В общем и целом вечер получился приятным.
Пятница, 28 августа
Билли, Джаспер и я спали ужасно долго. Мама не будила нас. (После она сказала, что было бы лучше, если бы Джаспер проспал весь последний день.)
Встали к обеду. Джаспер принялся сортировать свои камни и упаковывать их. Мама перестирала все его вещи и погладила. Потом сложила в лягушачий чемодан и сумку. Влезли они с трудом. У Джаспера появились новые майки и ласты.

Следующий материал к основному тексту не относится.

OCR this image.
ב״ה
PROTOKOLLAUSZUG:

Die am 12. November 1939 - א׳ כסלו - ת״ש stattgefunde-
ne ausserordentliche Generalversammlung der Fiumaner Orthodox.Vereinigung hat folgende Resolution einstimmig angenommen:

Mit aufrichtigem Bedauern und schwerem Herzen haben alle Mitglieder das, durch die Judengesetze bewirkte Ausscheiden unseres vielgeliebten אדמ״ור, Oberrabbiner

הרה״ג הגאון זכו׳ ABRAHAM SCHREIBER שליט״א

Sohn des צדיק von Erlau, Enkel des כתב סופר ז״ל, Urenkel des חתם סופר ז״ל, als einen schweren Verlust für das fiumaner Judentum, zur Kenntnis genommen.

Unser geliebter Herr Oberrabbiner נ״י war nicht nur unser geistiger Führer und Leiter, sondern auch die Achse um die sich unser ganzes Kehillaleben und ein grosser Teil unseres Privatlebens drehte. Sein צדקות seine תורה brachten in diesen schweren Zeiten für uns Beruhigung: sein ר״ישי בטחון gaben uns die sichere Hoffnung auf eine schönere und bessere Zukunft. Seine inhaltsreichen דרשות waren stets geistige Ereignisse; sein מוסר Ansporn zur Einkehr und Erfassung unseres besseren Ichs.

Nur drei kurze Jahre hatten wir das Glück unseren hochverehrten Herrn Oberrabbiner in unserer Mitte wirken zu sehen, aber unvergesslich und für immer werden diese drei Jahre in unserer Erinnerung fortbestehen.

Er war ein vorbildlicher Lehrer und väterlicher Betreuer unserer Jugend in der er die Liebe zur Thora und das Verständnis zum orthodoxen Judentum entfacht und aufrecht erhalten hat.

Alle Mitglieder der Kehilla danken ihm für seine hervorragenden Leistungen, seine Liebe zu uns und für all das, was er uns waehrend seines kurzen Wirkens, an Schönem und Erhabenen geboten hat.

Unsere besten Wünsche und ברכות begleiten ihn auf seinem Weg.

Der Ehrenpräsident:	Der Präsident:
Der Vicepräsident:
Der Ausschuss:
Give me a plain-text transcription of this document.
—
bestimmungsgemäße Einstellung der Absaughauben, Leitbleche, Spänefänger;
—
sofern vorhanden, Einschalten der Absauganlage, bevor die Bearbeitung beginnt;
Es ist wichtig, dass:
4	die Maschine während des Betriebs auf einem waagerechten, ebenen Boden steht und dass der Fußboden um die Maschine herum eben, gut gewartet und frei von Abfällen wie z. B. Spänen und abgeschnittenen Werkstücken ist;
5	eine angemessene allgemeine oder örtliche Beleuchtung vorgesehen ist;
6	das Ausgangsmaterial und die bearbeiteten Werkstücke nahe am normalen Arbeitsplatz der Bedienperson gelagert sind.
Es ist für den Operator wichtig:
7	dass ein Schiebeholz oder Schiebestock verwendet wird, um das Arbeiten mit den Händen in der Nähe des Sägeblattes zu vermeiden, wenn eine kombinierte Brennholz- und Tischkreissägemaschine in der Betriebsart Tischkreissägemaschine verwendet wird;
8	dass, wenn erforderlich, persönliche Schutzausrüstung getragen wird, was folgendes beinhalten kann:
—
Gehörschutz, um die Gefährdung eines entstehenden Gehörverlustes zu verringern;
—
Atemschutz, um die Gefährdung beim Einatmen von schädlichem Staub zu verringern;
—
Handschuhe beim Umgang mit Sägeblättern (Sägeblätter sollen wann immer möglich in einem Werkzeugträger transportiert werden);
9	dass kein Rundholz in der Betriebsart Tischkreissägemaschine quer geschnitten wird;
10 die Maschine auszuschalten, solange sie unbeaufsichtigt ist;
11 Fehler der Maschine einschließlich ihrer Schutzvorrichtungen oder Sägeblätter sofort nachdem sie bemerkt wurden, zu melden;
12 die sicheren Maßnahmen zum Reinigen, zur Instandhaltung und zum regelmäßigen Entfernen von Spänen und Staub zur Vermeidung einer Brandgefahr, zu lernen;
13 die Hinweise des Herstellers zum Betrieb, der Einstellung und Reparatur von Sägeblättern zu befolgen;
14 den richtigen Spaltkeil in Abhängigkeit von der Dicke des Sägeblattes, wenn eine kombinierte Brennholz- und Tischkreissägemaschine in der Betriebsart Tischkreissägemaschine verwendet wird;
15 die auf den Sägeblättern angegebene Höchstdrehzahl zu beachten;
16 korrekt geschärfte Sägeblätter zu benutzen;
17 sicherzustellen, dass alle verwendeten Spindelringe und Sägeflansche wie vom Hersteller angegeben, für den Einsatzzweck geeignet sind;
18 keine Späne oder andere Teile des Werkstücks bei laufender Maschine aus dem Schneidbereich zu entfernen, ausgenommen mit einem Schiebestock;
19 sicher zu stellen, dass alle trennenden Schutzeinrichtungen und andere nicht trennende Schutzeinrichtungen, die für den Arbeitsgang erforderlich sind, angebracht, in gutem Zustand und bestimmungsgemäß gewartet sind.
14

Папы не было. Он с другом отправился на рыбалку. Все, что происходило дома, разрывало ему сердце.
Суббота, 29 августа
Поехали в аэропорт. И опять были жутко непунктуальны. О рейсе на Лондон еще не было слышно. Мы отправились в ресторан. Джаспер не хотел ни есть, ни пить. Он подарил нам свои самые любимые камни. У мамы на глаза навернулись слезы. Папа положил в кошелек, в маленькое отделение на кнопочке, свой плоский голубой камешек и сказал, что теперь его кошелек никогда не будет пуст. Камень принесет ему счастье.
Объявили наш рейс, Моя сверхпунктуальная мама сказала:
— Они объявляют трижды. Еще есть время.
Я не поверил своим ушам. Когда объявили в третий раз, папа сказал:
— Надо идти.
Мама вздохнула:
— Да! Надо!
Джаспер доверил мне нести его чемодан с камнями. И я обрадовался, как ребенок. Лондонские пассажиры уже собрались у выхода. Мама сморкалась. Папа переступал с ноги на ногу. Билли стояла возле Джаспера и держалась за его руку. Пора было сдавать багаж. Билли с Джаспером пристроились в конце очереди.
Больше я ничего не видел. Стоял невообразимый шум. Возле паспортного контроля толпились дети. Где-то среди них был Джаспер.
— Теперь я ему даже руку не смогу пожать,— сказал я маме,
— Я тоже,— всхлипнула мама,— не думала, что все так быстро.
Вскоре Билли проскользнула сквозь толпу. Одной рукой она держалась за щеку.
— Он поцеловал меня трижды. За каждого из вас. Я должна вам передать.
Так как в семье у нас не было привычки целоваться, мы пренебрегли этим. На обратном пути мама сказала:
— Что за лето!
Непонятно было, говорила она это одобрительно или нет.
Папа заметил:
— Во всяком случае, у Эвальда теперь есть друг,
Но тут мама вздохнула:
— Однако произношение у него не улучшилось.
Билли пихнула меня и повела глазами. Она всегда слишком строга к маме. Я же думаю, если папа и мама останутся такими, как в это лето, я буду доволен. А мамину страсть к хорошим оценкам приму во внимание. Ведь учиться-то совсем не трудно!
Моя сестра Сибилла, сокращенно Билли, нас снимает, поэтому ее не видно.
Дорогой Том, мы счастливы встретить тебя в следующее воскресенье. Мы все приготовили для тебя. Надеемся, что тебе будет хорошо у нас. Твой друг Эвальд, его родители и сестра.